General anesthesia is a marvelous thing, knocking us out and blocking our sense of pain in a matter of seconds before surgery.

But in rare cases, some people are responsive to their surrounds under general anesthesia, yet they cannot remember what happened afterwards.

This is called 'connected consciousness', and now the largest study of its kind to date on the phenomenon suggests that it's more common than first thought, affecting 1 in 10 young adults, and women more than men.

The findings highlight the need to better understand how different people respond to anesthetic drugs, the researchers say. Even after 170 years of use, we still don't have a firm grasp on how general anesthesia works – and now age and sex seem to be another factor in the mix.

"There is an urgent need for further research on the biological differences, particularly sex, that may influence sensitivity to anesthetic medication," says study author Robert Sanders, an anesthetist and neuroscientist at the University of Sydney in Australia.

If the results of the new study can be replicated, it might put us one step closer to understanding who is more likely to experience 'connected consciousness' and how anesthetists can reduce the odds of it happening.

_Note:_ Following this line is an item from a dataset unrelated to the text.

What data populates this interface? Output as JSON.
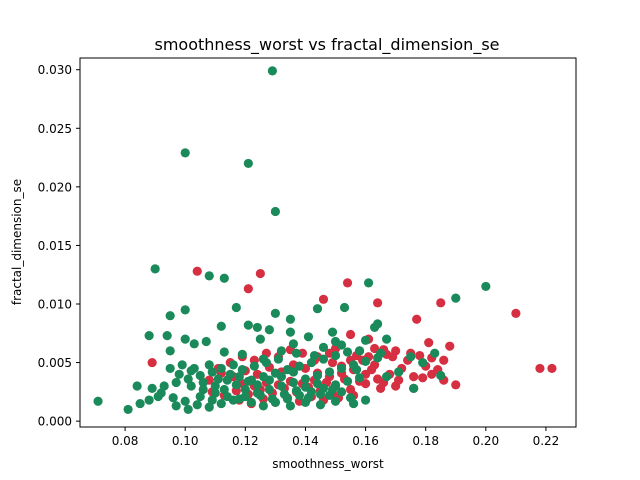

Past estimates had suggested around 5 percent of people going under general anesthesia experienced 'connected consciousness'. But Sanders' team had suspected, based on other research, that it might have been more common in younger people.

The results of the new study suggest that a larger than expected amount of young adults are still responsive under general anesthesia, before surgery begins.

Roughly one in 10 of the 338 young adults in the study, aged between 18 and 40 years, responded to commands asking them to squeeze the researchers' hand once if they understood, and twice if they were in pain while under general anesthesia.

An hour after waking up, participants were asked to recall 16 words that they had heard under anesthesia, to see what they remembered of the experience.

Women were between two to three times more likely than men to experience 'connected consciousness', the study found.

The odds of 'connected consciousness' were also lower if a continuous level of anesthesia was maintained in the minutes after anesthesia was induced and before intubation, the point where a plastic tube is inserted down a person's windpipe to maintain airflow and deliver anesthetic drugs during surgery.

It's important to note that 'connected consciousness' is different to the unintended awareness that an even smaller fraction of people – just 0.1 percent – experience during anesthesia, after which they can recall specific details about the procedure.

'Connected' in this instance refers to parts of the brain still being capable of processing sensations from their environment, half-paying attention but not fully aware.

"Patients expect to be unconscious under anesthesia, and not be in pain, and this demonstrates why research into anesthesia is so important," Sanders says.

Around 13 percent of women in the study responded to commands under anesthesia, compared to only 6 percent of men, even though they received the same weight-adjusted amounts of propofol, a drug used to start and maintain general anesthesia.

"Differences in dosing, if present, were small and do not explain why females experienced connected consciousness more often than males," write the researchers in their paper.

About half of the 37 people who responded to commands also indicated they were in pain, which would have been swiftly rectified by adjusting the dose of anesthetic drugs. One person also clearly recalled the experience of surgery after the procedure ended.

"In our opinion, this is a higher level of consciousness than patients (or their anesthesiologists) anticipate during general anesthesia," Sanders and colleagues write in the paper.

While it may feel like anesthetics knock us out with a slug-punch of drugs that hit before you can count to ten, being in a state of anesthesia only requires a person to be disconnected from their environment, not necessarily involving a full loss of consciousness.

However, that clearly seems to be very fine line for anesthetists to tread, and one which appears to vary greatly from person to person.

At least now, anesthetists might have a better understanding of how maintaining continuous anesthesia in the first few minutes (which is already standard practice in many countries) may help reduce the incidence of 'connected consciousness'.

"It is very important to note that patients did not remember responding to the commands," says Sanders, noting that overall, general anesthetics are very safe.

"It was also reassuring to see that if anesthetic drugs are administered continuously in the time period between induction of anesthesia and intubation, the risk of connected consciousness was greatly reduced," he says.

The study was published in the British Journal of Anaesthesia.